Wenn Menschen ihr Heimatland aufgrund von Krieg verlassen müssen, ist das ohnehin schon traumatisierend. Kommt dann noch eine Krebserkrankung des Kindes hinzu, ist das für geflüchtete Familien eine psychische Belastung, die kaum in Worte zu fassen ist: Ein fremdes Land, eine fremde Sprache, die Sorgen und Ängste, die mit der Flucht aus dem Heimatland verbunden sind und das eigene Kind, das an einer lebensbedrohlichen Krankheit erkrankt ist. Umso wichtiger ist es, diese Familien bestmöglich zu unterstützen.

Klara Höhn ist studierte Motologin und Psychologin und in dieser Position seit 2022 am Kinderonkologischen Zentrum aktiv.

Frau Höhn, eine geflüchtete ukrainische Familie mit einem krebskranken Kind ist in Deutschland angekommen. An welcher Stelle nimmt die psychosoziale Versorgung durch die Klinik ihre Arbeit auf?

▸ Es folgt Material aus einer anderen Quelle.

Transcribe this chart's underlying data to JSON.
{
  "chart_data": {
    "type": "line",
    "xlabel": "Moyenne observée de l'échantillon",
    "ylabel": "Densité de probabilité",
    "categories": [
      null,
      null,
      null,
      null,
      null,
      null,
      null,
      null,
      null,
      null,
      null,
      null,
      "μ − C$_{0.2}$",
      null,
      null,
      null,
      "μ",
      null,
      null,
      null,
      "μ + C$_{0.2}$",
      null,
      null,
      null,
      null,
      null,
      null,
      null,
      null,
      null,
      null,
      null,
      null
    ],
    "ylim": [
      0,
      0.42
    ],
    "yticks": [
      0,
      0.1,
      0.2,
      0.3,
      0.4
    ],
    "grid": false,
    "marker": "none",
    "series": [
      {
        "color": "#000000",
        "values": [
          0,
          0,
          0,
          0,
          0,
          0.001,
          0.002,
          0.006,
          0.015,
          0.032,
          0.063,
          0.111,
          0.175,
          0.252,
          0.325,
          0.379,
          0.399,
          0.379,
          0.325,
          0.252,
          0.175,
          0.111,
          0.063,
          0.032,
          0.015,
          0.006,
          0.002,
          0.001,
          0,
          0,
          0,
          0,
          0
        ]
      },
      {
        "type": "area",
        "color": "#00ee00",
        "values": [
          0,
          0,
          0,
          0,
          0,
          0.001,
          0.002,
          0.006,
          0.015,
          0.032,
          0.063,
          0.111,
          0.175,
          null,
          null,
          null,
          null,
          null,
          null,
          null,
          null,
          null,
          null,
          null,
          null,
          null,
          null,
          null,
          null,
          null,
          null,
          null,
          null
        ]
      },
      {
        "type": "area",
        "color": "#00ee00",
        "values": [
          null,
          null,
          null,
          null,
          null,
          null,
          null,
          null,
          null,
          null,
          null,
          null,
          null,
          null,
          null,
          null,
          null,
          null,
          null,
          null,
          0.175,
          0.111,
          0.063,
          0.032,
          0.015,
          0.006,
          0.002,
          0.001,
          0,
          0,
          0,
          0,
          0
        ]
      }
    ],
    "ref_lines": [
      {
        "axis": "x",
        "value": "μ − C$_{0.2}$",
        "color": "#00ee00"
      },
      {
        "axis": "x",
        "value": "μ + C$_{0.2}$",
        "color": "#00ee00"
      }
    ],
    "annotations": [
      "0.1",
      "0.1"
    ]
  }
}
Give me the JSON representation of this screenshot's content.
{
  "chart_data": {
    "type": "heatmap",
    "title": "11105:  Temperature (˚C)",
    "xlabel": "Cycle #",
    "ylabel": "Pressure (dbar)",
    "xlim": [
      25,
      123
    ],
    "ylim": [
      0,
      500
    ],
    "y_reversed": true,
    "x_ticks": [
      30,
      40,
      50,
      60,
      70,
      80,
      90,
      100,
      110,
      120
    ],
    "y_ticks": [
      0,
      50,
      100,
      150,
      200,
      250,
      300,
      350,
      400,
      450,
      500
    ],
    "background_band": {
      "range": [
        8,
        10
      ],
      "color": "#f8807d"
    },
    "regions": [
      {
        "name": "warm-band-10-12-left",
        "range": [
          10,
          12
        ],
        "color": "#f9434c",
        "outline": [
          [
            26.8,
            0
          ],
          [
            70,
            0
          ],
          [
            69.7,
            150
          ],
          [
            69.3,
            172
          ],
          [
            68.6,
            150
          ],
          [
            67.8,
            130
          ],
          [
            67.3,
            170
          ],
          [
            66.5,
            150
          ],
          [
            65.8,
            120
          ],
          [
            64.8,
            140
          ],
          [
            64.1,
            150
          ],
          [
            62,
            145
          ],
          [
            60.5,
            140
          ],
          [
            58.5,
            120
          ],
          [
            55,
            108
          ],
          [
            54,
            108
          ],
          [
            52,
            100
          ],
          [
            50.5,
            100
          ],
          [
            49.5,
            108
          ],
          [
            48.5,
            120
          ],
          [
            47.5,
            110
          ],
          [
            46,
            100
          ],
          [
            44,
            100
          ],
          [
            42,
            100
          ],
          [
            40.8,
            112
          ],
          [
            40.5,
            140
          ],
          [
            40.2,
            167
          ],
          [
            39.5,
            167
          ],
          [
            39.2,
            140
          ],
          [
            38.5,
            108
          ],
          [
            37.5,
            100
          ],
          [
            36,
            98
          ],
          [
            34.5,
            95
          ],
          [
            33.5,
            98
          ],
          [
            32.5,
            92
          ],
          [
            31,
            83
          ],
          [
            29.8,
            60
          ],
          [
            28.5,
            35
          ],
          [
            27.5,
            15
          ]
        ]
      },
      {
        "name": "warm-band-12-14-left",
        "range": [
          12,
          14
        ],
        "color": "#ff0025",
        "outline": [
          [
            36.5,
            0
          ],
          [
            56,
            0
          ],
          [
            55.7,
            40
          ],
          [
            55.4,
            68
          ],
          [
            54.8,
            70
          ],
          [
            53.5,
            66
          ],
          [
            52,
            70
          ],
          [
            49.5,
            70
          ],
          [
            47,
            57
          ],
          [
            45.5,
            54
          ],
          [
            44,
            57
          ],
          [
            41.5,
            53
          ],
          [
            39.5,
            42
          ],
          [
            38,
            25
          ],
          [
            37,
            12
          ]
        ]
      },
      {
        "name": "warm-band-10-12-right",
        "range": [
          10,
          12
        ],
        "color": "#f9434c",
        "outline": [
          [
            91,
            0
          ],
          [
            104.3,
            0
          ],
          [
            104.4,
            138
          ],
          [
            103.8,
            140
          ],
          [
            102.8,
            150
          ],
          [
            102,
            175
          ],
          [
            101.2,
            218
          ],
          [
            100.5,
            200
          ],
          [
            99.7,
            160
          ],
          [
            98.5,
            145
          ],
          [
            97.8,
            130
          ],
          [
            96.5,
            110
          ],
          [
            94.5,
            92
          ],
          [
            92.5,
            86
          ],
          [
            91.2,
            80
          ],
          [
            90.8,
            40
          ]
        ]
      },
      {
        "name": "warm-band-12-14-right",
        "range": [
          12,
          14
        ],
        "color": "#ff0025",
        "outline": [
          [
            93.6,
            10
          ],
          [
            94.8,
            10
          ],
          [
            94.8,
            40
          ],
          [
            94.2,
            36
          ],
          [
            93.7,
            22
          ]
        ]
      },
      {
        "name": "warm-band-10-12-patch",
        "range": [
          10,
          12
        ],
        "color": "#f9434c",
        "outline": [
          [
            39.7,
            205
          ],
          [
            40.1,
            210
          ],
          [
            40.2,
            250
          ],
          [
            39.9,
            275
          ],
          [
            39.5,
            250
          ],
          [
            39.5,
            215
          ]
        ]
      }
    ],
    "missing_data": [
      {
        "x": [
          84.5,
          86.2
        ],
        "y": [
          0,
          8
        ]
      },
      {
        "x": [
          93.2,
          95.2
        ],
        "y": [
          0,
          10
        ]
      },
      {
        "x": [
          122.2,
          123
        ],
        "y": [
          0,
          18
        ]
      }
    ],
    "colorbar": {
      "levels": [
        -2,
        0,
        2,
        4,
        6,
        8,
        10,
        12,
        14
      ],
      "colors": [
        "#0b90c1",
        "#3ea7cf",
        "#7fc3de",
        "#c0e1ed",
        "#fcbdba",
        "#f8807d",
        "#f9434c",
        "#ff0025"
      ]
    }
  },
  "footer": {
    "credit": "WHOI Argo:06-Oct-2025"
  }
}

Hier kommt es ganz auf die Umstände an. Bei einer Familie, die ich begleitet habe, begann das psychosoziale Angebot mit dem Transfer vom Flughafen in die Klinik. Ich habe die Familie mit der Ankunft in Deutschland in Empfang genommen. Die Mutter kam mit ihrem 4-jährigen Kind nach Deutschland, da die Behandlung, die das Kind benötigte, in der Ukraine nicht stattfinden konnte. In diesem Fall kam es zu einer Trennung der Familie durch die Behandlungssituation. Ich habe zunächst nur organisatorische Dinge mit der Mutter besprochen und spielerisch versucht, Kontakt zu dem Kind aufzubauen.

Welche Schritte wurden als nächstes eingeleitet, um die Familie in dieser schweren Situation zu unterstützen?

Primär ist es wichtig, im ersten Schritt ein Sprachmedium zu finden: das kann Kommunikation über eine Übersetzungssoftware sein oder aber die Bereitstellung einer Person, die dolmetscht. Bei der exemplarischen ukrainischen Familie hat eine Kollegin sich um die Fragen zur Anmeldung und Versicherung der Familie gekümmert, damit die Behandlung gewährleistet werden konnte. Man kann also sagen, dass in diesem Fall (wie auch ohne den Fluchthintergrund) zunächst eine Stabilisierung über organisatorische Aspekte relevant sein kann. Die Unterstützung bei der Orientierung in einem Land, welches fremd ist, kann eine erste Brücke bauen und das initiale Belastungserleben etwas verringern.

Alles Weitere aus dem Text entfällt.